Question

Find the derivatives of each of the functions in Exercises 17–50. In some cases it may be convenient to do some preliminary algebra

$f\left(x\right)=\ln \left(arcsec\left({\sin }^{2}x\right)\right)$

Short answer

The derivative is$\frac{2\sin x\cos x}{arcsec\left({\sin }^{2}x\right)}\left(\frac{1}{{\sin }^{2}x\sqrt{{\sin }^{4}x-1}}\right)$.

Step-by-step solution

Step 1. Given Information.

The given function is,

$f\left(x\right)=\ln \left(arcsec\left({\sin }^{2}x\right)\right)$.

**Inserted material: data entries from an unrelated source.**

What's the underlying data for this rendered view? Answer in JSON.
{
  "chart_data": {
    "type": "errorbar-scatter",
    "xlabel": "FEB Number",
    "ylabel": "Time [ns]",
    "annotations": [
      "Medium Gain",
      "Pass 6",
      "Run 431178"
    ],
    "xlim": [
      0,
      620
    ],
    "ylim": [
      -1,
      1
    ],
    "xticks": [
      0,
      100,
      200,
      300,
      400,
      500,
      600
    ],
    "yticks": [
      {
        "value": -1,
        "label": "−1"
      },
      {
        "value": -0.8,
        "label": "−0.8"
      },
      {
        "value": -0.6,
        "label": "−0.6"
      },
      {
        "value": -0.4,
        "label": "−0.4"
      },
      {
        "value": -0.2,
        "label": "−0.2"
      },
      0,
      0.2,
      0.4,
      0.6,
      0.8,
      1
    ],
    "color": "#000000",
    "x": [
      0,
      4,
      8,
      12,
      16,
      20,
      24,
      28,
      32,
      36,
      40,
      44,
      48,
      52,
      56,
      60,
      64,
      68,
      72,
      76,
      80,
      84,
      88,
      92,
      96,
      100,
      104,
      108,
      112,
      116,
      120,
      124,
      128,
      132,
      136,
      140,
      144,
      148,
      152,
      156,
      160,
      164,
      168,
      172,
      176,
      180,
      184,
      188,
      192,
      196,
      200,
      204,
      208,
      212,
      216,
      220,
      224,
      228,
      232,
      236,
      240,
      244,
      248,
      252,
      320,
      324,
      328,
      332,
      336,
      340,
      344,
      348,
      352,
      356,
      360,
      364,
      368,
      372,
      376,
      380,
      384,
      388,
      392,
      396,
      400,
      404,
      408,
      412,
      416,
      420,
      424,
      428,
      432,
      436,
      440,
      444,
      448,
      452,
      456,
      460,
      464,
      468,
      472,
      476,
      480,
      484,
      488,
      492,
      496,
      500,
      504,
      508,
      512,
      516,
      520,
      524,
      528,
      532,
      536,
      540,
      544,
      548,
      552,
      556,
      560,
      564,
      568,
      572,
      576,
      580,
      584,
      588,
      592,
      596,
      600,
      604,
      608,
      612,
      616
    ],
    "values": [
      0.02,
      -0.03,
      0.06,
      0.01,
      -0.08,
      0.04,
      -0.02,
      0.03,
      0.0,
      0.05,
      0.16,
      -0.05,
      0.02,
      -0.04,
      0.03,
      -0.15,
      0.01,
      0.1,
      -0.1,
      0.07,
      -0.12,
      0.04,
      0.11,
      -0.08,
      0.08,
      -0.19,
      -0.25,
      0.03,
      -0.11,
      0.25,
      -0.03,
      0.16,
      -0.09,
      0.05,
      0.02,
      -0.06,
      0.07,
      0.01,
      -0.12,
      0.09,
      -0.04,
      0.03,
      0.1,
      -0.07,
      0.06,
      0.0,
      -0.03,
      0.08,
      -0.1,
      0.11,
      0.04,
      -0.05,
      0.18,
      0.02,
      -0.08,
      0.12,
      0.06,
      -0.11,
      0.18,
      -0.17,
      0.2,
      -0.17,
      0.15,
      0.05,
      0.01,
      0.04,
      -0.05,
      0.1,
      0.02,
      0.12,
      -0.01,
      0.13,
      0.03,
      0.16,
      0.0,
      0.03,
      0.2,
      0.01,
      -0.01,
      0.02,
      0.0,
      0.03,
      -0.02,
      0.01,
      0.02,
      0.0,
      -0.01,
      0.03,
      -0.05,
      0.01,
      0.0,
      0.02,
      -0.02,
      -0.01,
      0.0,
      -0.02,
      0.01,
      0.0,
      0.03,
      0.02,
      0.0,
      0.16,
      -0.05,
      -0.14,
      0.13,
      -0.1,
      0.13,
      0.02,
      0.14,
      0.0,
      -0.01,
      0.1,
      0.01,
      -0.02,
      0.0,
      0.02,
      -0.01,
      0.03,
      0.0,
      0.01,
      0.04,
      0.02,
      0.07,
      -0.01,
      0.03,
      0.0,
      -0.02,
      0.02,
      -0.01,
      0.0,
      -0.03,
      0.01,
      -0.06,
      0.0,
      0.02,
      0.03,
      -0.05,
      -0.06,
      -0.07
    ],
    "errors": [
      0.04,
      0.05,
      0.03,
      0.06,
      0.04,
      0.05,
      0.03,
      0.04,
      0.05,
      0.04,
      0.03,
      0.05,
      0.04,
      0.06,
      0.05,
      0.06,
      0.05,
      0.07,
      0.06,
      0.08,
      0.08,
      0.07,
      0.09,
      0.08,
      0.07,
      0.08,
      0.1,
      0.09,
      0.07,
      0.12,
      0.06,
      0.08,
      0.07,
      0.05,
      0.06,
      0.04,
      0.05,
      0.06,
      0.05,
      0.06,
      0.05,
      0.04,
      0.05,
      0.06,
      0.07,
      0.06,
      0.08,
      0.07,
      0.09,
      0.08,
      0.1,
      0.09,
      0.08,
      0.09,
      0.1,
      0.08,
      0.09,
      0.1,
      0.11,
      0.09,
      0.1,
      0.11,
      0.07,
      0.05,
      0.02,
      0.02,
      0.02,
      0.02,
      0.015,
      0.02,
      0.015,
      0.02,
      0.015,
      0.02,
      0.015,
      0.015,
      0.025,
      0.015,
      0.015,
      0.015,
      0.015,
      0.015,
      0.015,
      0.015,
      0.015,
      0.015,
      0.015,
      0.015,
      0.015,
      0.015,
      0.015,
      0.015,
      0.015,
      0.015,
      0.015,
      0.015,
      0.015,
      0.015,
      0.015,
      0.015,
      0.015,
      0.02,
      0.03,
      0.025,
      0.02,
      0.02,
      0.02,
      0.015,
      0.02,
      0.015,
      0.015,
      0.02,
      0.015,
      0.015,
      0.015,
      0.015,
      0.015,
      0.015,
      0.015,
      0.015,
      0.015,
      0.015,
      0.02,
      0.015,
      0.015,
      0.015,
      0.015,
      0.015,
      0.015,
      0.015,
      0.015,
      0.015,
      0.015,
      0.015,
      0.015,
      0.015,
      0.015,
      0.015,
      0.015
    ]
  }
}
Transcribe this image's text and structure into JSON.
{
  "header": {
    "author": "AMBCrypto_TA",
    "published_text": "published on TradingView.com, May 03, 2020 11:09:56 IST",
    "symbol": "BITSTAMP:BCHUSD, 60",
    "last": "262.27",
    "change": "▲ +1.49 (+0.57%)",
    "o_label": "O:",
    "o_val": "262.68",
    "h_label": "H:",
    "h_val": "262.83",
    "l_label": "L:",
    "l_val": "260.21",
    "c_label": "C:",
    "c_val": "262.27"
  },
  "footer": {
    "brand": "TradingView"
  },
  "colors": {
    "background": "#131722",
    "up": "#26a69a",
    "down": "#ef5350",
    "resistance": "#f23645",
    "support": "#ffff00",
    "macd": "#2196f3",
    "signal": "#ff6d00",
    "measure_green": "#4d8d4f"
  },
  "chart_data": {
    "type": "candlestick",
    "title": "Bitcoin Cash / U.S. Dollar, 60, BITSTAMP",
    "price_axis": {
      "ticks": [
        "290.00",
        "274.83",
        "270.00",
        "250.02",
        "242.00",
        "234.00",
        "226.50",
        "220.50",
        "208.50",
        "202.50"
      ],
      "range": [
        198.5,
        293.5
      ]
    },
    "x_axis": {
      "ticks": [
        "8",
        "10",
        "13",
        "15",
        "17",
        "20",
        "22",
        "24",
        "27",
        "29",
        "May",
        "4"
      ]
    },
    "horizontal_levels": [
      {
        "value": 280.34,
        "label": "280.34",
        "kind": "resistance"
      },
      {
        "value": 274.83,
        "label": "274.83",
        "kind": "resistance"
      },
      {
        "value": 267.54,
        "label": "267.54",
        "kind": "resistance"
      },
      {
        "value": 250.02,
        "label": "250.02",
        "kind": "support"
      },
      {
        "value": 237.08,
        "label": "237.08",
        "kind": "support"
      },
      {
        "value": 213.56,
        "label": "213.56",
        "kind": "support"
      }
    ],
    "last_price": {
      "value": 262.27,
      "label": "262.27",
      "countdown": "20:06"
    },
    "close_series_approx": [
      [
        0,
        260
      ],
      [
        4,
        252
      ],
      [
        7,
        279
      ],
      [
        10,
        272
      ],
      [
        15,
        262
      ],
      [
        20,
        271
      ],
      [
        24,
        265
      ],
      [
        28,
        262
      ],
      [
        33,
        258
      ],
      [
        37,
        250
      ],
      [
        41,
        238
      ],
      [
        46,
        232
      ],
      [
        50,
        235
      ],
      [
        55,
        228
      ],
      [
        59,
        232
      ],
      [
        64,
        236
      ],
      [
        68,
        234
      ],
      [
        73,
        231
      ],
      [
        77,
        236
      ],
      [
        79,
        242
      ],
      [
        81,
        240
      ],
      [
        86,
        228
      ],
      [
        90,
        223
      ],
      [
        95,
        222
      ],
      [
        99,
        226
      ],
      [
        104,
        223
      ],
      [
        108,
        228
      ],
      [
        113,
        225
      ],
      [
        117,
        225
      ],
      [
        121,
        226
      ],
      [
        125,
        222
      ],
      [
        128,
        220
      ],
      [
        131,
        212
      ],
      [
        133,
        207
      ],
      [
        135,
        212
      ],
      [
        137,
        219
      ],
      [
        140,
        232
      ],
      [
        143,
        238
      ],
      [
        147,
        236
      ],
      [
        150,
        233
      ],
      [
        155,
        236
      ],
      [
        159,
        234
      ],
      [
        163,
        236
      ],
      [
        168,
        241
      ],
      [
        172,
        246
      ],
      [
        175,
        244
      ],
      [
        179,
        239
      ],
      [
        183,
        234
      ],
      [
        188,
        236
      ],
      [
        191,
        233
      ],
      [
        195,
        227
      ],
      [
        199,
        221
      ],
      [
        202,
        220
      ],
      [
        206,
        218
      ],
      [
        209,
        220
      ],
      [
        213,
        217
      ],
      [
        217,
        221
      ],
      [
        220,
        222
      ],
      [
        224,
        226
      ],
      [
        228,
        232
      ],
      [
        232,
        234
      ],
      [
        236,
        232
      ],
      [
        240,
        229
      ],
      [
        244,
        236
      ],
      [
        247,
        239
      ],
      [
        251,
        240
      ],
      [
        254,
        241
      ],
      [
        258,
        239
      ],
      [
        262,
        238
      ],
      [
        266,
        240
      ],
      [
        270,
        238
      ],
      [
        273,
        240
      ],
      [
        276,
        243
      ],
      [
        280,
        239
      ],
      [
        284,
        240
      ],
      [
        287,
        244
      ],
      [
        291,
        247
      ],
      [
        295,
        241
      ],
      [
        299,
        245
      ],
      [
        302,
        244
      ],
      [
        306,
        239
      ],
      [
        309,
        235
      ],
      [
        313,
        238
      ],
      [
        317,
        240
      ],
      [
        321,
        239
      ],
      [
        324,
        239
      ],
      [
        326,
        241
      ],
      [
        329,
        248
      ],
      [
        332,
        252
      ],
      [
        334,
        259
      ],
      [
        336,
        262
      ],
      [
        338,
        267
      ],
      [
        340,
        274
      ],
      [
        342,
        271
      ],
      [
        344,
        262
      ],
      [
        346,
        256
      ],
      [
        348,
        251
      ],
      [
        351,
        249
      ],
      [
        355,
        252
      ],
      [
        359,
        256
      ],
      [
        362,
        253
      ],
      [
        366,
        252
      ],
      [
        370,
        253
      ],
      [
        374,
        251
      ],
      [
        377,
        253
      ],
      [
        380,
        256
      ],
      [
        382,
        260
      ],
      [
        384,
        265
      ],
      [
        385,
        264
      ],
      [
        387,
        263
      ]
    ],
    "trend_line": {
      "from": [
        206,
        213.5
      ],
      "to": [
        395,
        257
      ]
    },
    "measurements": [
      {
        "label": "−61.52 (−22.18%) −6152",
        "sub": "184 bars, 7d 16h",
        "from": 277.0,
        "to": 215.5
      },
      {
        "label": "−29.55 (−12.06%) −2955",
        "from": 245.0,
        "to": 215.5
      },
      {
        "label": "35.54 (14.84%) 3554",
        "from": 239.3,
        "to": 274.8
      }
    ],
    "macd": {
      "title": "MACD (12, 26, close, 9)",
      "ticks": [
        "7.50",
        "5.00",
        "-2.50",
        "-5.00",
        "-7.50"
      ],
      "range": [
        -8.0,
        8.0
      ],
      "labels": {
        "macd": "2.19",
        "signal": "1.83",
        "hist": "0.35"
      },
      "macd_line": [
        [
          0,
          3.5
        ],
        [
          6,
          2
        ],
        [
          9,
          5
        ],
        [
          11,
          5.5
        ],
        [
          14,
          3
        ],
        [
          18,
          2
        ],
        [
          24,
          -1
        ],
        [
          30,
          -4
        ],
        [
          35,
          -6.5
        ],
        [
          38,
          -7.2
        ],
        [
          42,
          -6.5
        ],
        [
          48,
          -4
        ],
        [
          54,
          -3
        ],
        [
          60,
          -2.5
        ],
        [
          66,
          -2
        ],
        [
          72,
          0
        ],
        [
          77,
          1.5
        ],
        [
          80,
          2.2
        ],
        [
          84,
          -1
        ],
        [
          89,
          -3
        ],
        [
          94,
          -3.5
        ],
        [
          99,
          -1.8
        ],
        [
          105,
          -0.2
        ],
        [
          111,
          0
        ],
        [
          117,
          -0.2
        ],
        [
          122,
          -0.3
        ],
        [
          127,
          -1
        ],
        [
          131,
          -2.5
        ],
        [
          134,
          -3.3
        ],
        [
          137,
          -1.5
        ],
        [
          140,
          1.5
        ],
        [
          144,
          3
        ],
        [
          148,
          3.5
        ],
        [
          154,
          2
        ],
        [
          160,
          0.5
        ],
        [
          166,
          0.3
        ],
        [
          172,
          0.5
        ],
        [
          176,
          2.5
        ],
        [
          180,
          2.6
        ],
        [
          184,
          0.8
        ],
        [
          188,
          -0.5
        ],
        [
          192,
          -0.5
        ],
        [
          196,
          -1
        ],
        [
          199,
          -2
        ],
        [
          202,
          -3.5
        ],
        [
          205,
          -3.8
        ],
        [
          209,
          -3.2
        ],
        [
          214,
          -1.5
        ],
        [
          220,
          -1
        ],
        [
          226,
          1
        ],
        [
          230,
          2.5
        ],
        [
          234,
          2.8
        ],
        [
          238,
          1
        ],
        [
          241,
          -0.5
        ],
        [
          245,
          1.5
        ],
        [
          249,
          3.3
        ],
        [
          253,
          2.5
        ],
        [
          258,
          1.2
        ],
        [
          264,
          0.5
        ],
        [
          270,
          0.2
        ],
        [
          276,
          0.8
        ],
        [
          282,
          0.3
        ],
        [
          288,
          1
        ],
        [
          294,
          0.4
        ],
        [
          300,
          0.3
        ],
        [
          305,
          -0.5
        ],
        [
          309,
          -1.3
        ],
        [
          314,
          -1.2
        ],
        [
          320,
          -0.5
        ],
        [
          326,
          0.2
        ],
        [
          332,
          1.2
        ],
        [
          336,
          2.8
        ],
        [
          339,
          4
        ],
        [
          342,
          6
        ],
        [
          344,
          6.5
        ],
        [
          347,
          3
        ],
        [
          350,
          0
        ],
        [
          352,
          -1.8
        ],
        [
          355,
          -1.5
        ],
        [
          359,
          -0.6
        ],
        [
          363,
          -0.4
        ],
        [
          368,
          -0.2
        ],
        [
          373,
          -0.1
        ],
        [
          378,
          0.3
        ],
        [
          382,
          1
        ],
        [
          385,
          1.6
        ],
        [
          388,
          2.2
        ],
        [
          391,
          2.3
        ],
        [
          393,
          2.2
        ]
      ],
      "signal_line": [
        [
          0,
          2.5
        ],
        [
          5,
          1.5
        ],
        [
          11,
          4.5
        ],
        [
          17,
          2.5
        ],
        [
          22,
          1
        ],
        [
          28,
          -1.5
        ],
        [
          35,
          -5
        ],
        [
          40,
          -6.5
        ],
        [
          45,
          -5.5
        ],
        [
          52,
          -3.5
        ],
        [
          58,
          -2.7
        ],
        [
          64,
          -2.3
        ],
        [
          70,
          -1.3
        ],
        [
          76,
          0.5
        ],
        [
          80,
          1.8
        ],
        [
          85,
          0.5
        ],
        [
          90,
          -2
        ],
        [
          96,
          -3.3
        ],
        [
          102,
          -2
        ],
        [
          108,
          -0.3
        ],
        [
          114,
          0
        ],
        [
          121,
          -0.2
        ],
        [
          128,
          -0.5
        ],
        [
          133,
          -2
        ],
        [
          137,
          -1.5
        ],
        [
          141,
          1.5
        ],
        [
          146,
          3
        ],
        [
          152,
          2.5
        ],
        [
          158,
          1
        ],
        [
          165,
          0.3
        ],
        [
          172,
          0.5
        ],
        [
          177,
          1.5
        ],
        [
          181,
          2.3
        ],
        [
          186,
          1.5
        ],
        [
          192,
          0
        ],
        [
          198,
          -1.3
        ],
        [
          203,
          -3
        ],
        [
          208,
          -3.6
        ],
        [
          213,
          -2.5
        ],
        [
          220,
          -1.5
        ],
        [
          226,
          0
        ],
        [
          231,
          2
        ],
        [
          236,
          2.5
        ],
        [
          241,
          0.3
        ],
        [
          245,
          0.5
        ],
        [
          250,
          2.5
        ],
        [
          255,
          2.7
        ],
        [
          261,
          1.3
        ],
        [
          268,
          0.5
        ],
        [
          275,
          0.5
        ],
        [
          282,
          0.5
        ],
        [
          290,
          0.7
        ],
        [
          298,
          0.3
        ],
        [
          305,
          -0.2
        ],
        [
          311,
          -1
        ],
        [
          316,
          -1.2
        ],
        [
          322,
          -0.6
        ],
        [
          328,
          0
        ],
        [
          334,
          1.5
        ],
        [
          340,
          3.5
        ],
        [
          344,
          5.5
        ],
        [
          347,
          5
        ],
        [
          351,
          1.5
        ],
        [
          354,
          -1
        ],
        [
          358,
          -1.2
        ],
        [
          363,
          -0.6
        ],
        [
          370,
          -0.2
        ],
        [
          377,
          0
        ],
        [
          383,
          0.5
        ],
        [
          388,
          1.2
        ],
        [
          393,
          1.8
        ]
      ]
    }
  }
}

Step 2. Preliminary Algebra.

$$\begin{gathered} ChainRule: \\ (f\circ u{)}^{\text{'}}(x)=f^{\text{'}}(u\left(x\right)\left)u^{\text{'}}\right(x) \\ \frac{d}{dx}\left({\sec }^{-1}x\right)=\frac{1}{\left|x\right|\sqrt{x^2-1}} \\ \frac{d}{dx}(\sin x)=\cos x \end{gathered}$$We know,

Step 3. Derivative of the function.

The derivative of the function is,

$$\begin{gathered} \frac{d}{dx}\ln \left(arcsec\left({\sin }^{2}x\right)\right)=\frac{1}{arcsec\left({\sin }^{2}x\right)}\frac{d}{dx}\left(arcsec\left({\sin }^{2}x\right)\right) \\ =\frac{1}{arcsec\left({\sin }^{2}x\right)}\left(\frac{1}{\left|{\sin }^{2}x\right|\sqrt{{\left({\sin }^{2}x\right)}^2-1}}\right)\frac{d}{dx}\left({\sin }^{2}x\right) \\ =\frac{1}{arcsec\left({\sin }^{2}x\right)}\left(\frac{1}{\left|{\sin }^{2}x\right|\sqrt{{\sin }^{4}x-1}}\right)\left(2\sin x\right)\frac{d}{dx}\left(\sin x\right) \\ =\frac{1}{arcsec\left({\sin }^{2}x\right)}\left(\frac{1}{{\sin }^{2}x\sqrt{{\sin }^{4}x-1}}\right)\left(2\sin x\cos x\right) \end{gathered}$$

$=\frac{2\sin x\cos x}{arcsec\left({\sin }^{2}x\right)}\left(\frac{1}{{\sin }^{2}x\sqrt{{\sin }^{4}x-1}}\right)$